Her breath hitches in her throat and she gulps a little, but she nods and he knows he doesn't have to explain because she feels the same way. Exactly the same. He kisses her forehead, glances down. She suddenly she looks more girl than woman, rubbing her eyes. He's seen her like this before, holding a shoe and sobbing next to a pile of corpses, her whole body trembling. But this time he knows what to do, this time he doesn't leave her to herself. This time he pulls her closer, holds her tight to him and presses kisses into her hair. This time he tells her it'll be okay. But they have to go, it's the only way. Somehow he knows this instinctively.

So she nods and holds back her sobs, eyes squeezed shut. They stay like that for a while, their little family, holding together on the side of the road, giving themselves time to consider the next part of their journey, giving themselves time to pretend that they don't have to do it and they can just sit here forever.

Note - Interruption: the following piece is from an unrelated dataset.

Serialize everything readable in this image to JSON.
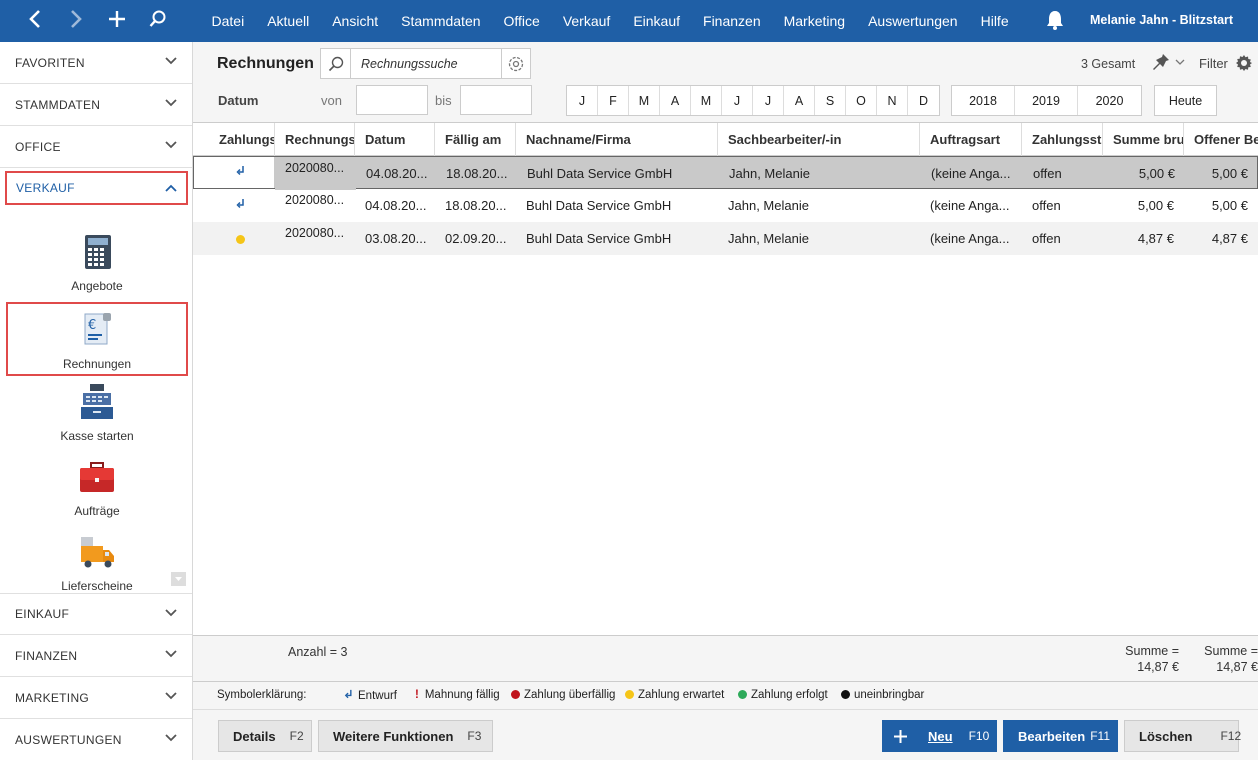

"Come on girl," he says eventually, touching her lips with his thumb. "We're just going to drive past, that's all."

But something in his gut tells him this isn't true. He's almost sure of it. He wonders if it qualifies as a lie. If it's the first in a string of many.

But she stands and they head back to the car. It's not a question that he'll drive. She doesn't sing, they leave the CD player off, even Bo is quiet in the back, lying down on the seat and sleeping.

They turn back on themselves, watch the miles and miles of farmland they've already past stretch out in front of them, small towns turning to blurs. He drives fast like there's something chasing them but he thinks he might have that the wrong way around. He'd hoped this trip could make a pretence of fun, hoped that they'd find some levity in it before things got ugly. Before they got weird. And for a moment it did, for a second. But now it seems that's been taken too. They've walked out into the real world and it's making them feel it, taking things from them they didn't know they had to give. First Bessie, now this. And he's not sure if he's just thinking crazy or if there really is something else going on here. He doesn't believe in god or the devil. He doesn't believe in fairies and dragons and Santa Claus either. But this day is too weird. Everything feels wrong. Even Beth. Even him and Beth.

And God he just wants to take her in his arms and make it right. But he's not sure that'll help. Not sure that'll make it any less wrong than it already is. And when they pass the five walkers, still standing exactly where they left them, and he watches how they wander off only after the car is past, he's almost sure that this is only the beginning.


Merle's movie obsession is obviously Dark City.